MEMORANDUM OPINION and ORDER
Defendant, Optium Corporation, filed a Motion to Compel Plaintiffs, EMCORE Corporation and JDS Uniphase Corporation, to immediately produce "fifty-seven improperly withheld items*fn1 created by or provided to Plaintiffs' testifying technical expert witness David A. Smith ("Dr. Smith")." (Docket No. 168). Specifically, Defendant asserts that it is entitled to all materials Dr. Smith generated or reviewed in connection with the formulation of his opinion. Id. In opposition, Plaintiffs argue that Dr. Smith was first retained as a consulting expert before becoming their testifying expert. (Docket No. 178, p. 1). As a result, Plaintiffs argue that any information used by Dr. Smith as a consultant only is protected by the work product doctrine. Id. Further, Plaintiffs state that the documents sought by Defendant relate to Dr. Smith's consultant role and "have no connection to his opinions offered in this case, as they were prepared or reviewed outside his role as a testifying expert on issues of invalidity and infringement - some of them nearly a year before the claim construction ruling." Id. at 1-2.
Rule 26(a)(2)(B) of the Federal Rules of Civil Procedure provides that a testifying expert's report must contain, inter alia, "the data or other information considered by the witness in forming them...." Rule 26(a)(2)(B) does not limit the report to data or information relied upon in forming his report, but rather the rule specifically states data or information "considered." Id.; Schwab v. Philip Morris USA, Inc., 2006 WL 721368 *2 (E.D. N.Y. March 20, 2006).
The [expert] report is to disclose the data and other information considered by the expert and any exhibits or charts that summarize or support the expert's opinions. Given this obligation of disclosure, litigants should no longer be able to argue that material furnished to their experts to be used in forming their opinions - whether or not ultimately relied upon by the expert - are privileged or otherwise protected from disclosure when such persons are testifying or being deposed.
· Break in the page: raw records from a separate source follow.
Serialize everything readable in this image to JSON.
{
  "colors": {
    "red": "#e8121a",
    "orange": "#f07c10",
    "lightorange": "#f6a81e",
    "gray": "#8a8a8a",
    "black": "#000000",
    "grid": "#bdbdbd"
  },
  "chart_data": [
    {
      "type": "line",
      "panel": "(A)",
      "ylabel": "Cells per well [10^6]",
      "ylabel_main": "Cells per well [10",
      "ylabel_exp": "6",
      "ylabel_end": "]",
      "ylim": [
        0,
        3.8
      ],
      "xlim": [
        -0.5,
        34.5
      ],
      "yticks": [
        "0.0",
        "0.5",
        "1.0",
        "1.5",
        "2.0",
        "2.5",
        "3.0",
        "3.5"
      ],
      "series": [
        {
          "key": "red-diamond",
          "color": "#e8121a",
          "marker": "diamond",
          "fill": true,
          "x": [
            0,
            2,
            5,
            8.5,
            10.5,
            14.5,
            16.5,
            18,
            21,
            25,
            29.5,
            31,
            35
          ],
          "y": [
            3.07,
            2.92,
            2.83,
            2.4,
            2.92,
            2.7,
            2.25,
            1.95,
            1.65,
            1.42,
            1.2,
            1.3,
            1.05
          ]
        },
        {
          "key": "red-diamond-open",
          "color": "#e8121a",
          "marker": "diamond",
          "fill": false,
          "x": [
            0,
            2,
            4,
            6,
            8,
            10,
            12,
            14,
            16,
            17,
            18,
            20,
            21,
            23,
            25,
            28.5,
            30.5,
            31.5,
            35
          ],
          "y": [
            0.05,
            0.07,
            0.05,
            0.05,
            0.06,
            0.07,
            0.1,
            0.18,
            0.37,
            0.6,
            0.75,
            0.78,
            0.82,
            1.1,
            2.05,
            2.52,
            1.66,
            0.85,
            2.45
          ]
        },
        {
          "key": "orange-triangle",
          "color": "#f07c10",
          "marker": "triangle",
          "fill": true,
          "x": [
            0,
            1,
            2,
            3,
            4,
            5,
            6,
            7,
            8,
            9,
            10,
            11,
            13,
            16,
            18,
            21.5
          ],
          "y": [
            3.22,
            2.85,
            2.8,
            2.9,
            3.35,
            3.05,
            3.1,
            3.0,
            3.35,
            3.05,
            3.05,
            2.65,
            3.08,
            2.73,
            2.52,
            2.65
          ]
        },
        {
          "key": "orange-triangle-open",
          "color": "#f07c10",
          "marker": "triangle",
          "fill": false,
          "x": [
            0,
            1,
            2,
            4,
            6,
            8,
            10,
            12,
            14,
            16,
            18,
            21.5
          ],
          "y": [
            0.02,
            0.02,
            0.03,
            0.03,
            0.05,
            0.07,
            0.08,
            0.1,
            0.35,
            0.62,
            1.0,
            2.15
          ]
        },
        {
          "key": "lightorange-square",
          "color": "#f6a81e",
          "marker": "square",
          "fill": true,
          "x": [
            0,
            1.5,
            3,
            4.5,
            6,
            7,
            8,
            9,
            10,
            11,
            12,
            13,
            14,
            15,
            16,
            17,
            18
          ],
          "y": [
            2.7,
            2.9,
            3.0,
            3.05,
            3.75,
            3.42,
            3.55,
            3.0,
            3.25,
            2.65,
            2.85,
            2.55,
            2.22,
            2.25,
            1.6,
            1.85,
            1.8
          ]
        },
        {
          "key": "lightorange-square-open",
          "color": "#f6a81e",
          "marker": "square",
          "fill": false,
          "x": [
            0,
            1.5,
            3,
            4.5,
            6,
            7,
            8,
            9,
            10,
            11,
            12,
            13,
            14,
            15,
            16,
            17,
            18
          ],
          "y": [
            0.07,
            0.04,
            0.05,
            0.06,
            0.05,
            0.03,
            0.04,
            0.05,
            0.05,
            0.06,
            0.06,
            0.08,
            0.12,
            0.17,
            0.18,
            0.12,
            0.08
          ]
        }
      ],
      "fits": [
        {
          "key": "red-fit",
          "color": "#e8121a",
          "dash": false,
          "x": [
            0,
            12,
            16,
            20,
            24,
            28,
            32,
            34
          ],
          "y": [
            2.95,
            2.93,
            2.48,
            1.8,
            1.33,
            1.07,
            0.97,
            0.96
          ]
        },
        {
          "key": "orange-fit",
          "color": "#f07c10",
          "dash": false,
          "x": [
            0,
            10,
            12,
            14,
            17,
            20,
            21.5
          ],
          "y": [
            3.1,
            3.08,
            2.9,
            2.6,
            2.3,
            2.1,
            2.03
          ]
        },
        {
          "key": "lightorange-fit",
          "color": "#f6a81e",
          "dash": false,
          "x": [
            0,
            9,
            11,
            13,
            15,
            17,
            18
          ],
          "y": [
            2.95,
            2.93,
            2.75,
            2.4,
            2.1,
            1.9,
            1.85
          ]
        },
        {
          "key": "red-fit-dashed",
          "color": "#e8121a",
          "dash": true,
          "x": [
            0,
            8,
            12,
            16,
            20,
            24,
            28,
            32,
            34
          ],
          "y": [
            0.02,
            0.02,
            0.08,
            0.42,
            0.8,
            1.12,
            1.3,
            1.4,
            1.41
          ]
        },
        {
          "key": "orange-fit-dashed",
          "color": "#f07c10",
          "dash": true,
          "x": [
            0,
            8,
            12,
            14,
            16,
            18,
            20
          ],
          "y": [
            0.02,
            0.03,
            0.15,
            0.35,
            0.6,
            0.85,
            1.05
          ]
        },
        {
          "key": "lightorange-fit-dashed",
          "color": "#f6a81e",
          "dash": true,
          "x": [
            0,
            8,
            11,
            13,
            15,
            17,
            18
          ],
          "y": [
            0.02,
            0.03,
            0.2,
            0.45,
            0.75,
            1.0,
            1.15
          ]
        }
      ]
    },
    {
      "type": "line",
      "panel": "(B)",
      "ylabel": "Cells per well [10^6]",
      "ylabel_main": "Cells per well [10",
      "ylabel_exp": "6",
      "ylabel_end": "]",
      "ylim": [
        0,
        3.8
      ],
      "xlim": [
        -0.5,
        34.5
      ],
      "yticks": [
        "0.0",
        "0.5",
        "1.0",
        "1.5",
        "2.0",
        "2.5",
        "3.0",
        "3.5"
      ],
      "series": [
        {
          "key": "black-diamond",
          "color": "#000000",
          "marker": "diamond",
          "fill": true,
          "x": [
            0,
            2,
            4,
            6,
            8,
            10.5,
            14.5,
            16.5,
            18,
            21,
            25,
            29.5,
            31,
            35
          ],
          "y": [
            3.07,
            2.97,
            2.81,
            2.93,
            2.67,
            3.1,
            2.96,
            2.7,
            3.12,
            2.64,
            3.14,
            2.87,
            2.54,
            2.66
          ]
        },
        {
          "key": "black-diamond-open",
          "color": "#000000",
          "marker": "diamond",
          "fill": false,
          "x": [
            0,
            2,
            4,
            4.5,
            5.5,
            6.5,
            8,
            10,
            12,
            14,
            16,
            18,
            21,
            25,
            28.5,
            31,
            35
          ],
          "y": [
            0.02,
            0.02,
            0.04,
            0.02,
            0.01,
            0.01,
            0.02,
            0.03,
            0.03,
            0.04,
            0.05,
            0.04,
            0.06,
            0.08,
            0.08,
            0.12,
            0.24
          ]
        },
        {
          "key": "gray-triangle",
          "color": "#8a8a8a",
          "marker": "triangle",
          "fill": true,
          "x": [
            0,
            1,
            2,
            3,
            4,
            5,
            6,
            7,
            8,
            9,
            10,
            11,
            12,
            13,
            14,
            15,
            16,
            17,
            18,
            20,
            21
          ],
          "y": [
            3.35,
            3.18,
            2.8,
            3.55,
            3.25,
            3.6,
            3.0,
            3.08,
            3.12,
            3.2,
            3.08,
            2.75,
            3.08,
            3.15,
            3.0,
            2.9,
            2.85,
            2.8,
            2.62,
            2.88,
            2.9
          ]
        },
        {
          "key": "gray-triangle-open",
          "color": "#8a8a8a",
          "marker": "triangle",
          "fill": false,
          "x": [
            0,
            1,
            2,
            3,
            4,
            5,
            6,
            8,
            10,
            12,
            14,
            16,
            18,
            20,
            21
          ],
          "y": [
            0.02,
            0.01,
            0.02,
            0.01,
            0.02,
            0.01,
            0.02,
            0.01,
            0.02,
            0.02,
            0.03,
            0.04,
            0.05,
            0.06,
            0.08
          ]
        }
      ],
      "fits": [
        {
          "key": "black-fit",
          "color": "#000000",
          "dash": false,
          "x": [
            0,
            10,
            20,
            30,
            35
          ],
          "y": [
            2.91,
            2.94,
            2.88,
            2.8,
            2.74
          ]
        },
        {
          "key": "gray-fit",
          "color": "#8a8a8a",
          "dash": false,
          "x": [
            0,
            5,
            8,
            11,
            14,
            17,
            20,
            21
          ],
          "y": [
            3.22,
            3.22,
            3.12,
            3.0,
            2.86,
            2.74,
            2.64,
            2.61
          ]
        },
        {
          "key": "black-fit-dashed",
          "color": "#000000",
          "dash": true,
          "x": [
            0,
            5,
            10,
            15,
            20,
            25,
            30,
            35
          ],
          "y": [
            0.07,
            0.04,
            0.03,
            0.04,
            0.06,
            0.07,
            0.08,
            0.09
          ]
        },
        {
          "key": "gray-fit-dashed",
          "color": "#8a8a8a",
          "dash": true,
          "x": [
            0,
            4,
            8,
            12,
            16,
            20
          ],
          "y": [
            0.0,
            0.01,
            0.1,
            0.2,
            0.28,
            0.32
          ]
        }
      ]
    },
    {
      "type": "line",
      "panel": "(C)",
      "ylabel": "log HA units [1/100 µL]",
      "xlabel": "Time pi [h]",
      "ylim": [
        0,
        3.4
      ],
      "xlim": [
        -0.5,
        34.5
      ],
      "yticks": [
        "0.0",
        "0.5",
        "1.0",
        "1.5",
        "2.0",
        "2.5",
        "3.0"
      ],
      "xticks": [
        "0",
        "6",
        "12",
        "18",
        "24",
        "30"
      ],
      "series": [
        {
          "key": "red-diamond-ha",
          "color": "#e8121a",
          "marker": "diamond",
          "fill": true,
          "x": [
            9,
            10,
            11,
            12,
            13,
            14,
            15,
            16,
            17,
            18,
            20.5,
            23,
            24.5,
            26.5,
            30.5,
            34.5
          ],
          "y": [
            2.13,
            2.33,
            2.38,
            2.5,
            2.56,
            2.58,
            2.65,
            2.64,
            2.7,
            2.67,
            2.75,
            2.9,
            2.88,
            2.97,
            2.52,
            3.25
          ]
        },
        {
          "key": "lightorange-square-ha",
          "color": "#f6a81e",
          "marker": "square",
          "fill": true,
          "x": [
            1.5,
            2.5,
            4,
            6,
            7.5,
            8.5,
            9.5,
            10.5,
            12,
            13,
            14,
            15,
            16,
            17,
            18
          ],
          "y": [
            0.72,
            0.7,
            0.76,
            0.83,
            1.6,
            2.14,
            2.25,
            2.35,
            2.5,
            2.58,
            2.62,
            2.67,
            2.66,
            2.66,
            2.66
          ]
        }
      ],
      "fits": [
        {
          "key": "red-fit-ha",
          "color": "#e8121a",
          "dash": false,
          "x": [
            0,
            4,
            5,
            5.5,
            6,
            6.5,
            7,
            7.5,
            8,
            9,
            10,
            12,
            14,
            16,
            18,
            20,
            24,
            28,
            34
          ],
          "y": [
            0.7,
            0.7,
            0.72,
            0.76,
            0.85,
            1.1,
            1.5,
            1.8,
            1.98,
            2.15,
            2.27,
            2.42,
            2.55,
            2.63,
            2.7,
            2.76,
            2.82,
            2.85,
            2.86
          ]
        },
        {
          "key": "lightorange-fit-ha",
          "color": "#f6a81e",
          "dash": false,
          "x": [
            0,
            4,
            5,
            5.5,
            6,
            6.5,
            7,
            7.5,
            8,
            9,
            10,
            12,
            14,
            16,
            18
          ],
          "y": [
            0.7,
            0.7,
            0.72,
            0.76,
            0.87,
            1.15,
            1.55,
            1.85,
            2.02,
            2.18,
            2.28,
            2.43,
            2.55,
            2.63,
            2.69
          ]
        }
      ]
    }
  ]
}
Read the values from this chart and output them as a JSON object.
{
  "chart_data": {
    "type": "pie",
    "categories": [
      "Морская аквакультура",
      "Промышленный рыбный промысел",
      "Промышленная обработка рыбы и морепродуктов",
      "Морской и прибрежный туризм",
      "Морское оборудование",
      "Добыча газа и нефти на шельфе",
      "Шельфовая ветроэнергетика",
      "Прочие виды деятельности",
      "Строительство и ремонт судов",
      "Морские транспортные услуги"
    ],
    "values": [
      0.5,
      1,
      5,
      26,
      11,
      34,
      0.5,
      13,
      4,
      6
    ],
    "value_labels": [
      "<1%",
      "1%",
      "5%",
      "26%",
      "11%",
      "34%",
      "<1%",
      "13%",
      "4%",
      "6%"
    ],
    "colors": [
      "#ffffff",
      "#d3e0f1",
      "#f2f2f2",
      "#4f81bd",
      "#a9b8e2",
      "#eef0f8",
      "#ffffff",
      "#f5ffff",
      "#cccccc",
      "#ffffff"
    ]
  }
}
F.R.C.P. 26(a)(2), Advisory Committee Note. An expert can be both a testifying expert (subject to disclosure) and a consulting expert (not subject to disclosure). See, Schwab, 2006 WL 721268 at *2; B.C.F. Oil Ref. Inc. v. Consol. Edison Co., 171 F.R.D. 57, 61 (S.D. N.Y. 1997). In such cases, however, "a court may deem the party to have waived the work product protection" associated with the consulting expert." David M. Greenwald, Edward F. Malone, and Robert R. Stauffer, Testimonial Privileges §2:28 (3d ed. 2007). Thus, "[t]he party resisting disclosure bears the burden of showing that an expert did not consider certain documents informing his opinion; this burden cannot generally be satisfied by the expert's representations alone." See, Schwab, 2006 WL 721368 at *3. "The burden is met when the documents could not have been considered by the expert in forming his opinion, as when they are reviewed by the experts only after he has testified.... It can also be met when the party opposing disclosure presents the court 'with affidavits and deposition testimony 'clearly establishing' that the testifying witness never read, reviewed, or considered the subject documents in forming his opinions.'" Id., quoting United States Fidelity & Guar. Co. v. Braspertro Oil Servs. Co., 2002 WL 15652 *7 (S.D.N.Y. Jan. 7, 2002). This can be a difficult task because the roles can often be blurred. Id. If a document is reviewed by an expert acting in his consultant role that also informs his expert report, the document is discoverable. Id. Any doubts should be resolved in favor of the party seeking the discovery. Id.
In this case, Plaintiffs' argument is that the evidence sought to be discovered was all material written by or reviewed by Dr. Smith as a consultant and prior to him becoming a testifying expert. (Docket No. 178). However, it is not so clear when Dr. Smith became a testifying expert. (Docket No. 175, pp. 5-6). Furthermore, contrary to Plaintiffs' contention, I find that information necessary for claims construction bears some relation and can inform validity and infringement testimony. Since there is ambiguity as what role Dr. Smith was playing when he reviewed the subject documents and because there is a relationship between information considered during the claims construction stage and the validity / infringement stage, I find that the discovery sought should be produced.
THEREFORE, this 11th day of December, 2007, it is ordered that Defendant's Motion to Compel (Docket No. 168) is granted, and Plaintiffs are to produce the subject discovery within seven (7) days of the date of this order.